Dennoch denkt Brüssel über eine Änderung des Konfrontationskurses gar nicht erst nach. Das weitere, inzwischen 19. Sanktionspaket, richte sich gegen russische Banken und Kryptobörsen, eine Reihe von Rüstungsunternehmen sowie gegen indische und chinesische Unternehmen, meldet die EU-Chefdiplomatin Kaja Kallas. Zudem wurde der Kampf gegen die "Schattenflotte" verstärkt, insbesondere wurden Register von Flaggen und Schiffsbauern blockiert und Neuversicherungen von Schiffen verboten. Auf der schwarzen Liste landete Litasco Middle East DMCC – das in den Vereinigten Arabischen Emiraten ansässige Tochterunternehmen des russischen Ölgiganten Lukoil, das die Flotte versorgt.

Spezialisten zweifeln allerdings an der Effektivität dieser Verbote. Beljajew meint:

"Meiner Ansicht nach sieht dieses Paket eher wie eine formelle Erfüllung der Dienstvorschriften aus und wird kaum eine ernsthafte Auswirkung haben."

In der Perspektive riskiere die EU, die eigene wirtschaftliche Vormachtstellung zu verlieren, fügt Sainullin hinzu. In erster Linie werde sich die sinkende Nachfrage auswirken. Aufgrund der Krise in den Bereichen Energie, Metallurgie und Maschinenbau sowie des Chipmangels werde sich die Produktion verringern und die Selbstkosten werden steigen.
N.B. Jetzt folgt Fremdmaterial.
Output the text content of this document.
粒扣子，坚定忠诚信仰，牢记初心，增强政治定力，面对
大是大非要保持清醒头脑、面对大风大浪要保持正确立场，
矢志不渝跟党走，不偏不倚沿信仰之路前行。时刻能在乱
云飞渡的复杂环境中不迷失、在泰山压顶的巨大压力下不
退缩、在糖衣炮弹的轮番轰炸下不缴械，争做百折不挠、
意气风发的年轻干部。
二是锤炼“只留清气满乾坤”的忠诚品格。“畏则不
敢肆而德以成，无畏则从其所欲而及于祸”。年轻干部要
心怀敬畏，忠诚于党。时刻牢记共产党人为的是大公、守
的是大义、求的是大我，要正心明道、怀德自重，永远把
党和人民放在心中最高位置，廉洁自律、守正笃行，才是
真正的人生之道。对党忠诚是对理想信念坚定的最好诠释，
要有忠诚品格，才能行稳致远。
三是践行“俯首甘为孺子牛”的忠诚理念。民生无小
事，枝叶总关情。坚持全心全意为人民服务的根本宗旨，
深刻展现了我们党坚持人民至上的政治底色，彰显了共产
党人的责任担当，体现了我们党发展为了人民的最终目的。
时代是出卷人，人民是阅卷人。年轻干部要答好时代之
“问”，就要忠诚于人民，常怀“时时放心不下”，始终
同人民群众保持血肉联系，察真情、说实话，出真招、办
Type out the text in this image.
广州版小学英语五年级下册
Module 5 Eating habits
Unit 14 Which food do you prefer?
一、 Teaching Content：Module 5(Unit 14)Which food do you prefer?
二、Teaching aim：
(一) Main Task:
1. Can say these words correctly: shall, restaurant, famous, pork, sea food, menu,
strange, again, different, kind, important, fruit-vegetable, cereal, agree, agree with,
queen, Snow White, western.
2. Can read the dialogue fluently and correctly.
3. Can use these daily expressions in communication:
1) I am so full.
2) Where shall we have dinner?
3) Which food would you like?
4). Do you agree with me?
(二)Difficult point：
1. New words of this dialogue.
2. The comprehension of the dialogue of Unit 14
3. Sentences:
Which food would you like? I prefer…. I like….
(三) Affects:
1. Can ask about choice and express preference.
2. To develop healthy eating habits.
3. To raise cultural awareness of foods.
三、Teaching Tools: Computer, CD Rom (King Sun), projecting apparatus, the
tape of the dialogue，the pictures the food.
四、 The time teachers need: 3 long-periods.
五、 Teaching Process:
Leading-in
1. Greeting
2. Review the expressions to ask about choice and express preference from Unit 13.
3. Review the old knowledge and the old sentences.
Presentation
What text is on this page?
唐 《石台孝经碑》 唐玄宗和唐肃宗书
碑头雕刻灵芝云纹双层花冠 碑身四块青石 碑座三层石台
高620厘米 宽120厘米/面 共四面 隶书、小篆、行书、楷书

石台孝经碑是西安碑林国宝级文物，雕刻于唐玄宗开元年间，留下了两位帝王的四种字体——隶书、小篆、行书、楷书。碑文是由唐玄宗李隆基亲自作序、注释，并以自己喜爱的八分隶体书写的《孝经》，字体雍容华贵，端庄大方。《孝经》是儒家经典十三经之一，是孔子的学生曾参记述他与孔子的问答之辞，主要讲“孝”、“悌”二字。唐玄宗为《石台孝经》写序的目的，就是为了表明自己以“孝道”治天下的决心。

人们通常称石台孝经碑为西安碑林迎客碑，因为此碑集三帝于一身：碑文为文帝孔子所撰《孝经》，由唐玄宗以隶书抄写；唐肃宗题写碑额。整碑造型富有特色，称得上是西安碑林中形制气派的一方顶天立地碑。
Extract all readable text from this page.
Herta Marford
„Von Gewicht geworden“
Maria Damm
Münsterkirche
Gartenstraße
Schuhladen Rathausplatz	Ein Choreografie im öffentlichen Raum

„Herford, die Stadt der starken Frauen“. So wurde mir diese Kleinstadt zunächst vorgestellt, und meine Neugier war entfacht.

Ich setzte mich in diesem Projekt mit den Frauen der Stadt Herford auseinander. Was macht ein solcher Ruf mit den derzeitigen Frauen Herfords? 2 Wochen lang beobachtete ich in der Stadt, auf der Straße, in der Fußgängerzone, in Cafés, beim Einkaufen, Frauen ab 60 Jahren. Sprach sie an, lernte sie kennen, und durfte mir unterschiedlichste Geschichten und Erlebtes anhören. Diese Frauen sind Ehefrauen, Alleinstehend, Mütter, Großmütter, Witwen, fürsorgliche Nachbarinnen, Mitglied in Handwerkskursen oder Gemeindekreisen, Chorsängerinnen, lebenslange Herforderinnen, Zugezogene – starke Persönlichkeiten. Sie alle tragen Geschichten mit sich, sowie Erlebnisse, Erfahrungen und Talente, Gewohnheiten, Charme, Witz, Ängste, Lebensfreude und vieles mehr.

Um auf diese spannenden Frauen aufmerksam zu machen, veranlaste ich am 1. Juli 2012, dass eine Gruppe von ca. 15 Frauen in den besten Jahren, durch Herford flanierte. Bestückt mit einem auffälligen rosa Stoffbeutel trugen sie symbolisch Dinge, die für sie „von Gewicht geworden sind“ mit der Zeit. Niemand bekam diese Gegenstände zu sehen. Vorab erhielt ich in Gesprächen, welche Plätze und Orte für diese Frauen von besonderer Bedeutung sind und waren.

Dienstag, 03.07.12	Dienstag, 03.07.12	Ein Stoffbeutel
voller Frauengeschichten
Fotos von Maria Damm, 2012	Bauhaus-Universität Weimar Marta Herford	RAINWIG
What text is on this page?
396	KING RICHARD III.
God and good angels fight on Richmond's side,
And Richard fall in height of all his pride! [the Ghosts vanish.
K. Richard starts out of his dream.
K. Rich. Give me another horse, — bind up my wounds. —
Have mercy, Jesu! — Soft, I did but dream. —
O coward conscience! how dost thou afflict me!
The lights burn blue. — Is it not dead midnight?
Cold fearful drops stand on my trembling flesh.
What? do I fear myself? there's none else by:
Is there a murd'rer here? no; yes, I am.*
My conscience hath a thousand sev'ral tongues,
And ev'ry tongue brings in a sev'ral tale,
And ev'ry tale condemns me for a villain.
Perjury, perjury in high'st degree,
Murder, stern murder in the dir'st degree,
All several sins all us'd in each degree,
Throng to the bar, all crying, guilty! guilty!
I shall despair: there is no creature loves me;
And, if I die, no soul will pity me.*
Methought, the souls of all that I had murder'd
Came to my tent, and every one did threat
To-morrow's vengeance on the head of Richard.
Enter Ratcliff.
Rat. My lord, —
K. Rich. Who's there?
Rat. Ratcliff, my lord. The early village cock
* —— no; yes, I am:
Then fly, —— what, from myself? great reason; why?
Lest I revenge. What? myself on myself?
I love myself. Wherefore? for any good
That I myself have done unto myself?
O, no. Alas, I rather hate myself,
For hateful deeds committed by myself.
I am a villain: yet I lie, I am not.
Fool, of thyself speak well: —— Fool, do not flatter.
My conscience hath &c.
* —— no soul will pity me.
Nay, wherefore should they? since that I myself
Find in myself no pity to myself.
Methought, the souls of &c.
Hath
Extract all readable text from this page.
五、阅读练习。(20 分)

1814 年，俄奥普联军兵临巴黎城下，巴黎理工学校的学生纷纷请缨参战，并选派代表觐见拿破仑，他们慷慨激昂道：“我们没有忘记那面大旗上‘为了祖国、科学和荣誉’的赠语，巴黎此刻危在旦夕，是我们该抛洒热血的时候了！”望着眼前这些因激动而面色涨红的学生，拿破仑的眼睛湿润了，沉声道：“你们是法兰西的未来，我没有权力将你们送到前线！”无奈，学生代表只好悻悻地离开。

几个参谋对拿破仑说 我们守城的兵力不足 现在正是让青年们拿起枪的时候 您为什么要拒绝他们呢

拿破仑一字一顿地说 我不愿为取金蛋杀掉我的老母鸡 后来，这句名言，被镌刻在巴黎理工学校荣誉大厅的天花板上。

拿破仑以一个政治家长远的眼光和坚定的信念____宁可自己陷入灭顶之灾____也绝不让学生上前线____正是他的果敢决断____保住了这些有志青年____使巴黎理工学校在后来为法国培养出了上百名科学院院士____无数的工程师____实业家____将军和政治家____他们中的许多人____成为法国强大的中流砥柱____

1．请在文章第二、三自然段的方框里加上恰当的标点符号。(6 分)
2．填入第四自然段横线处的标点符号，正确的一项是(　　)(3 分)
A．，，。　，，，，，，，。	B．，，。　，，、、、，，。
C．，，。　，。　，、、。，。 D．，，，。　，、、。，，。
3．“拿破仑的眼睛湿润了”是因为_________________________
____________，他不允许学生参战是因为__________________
Europa wird nicht mehr mit China, den Ländern Südostasiens und der Türkei konkurrieren können, vermutet der Experte. Dabei wird die Nachfrage nach strategischen Rohstoffen bleiben, also wird sich die Handelsbilanz zu Russlands Gunsten verschieben.

Übersetzt aus dem Russischen. Zuerst erschienen bei RIA Nowosti am 29. Oktober 2025.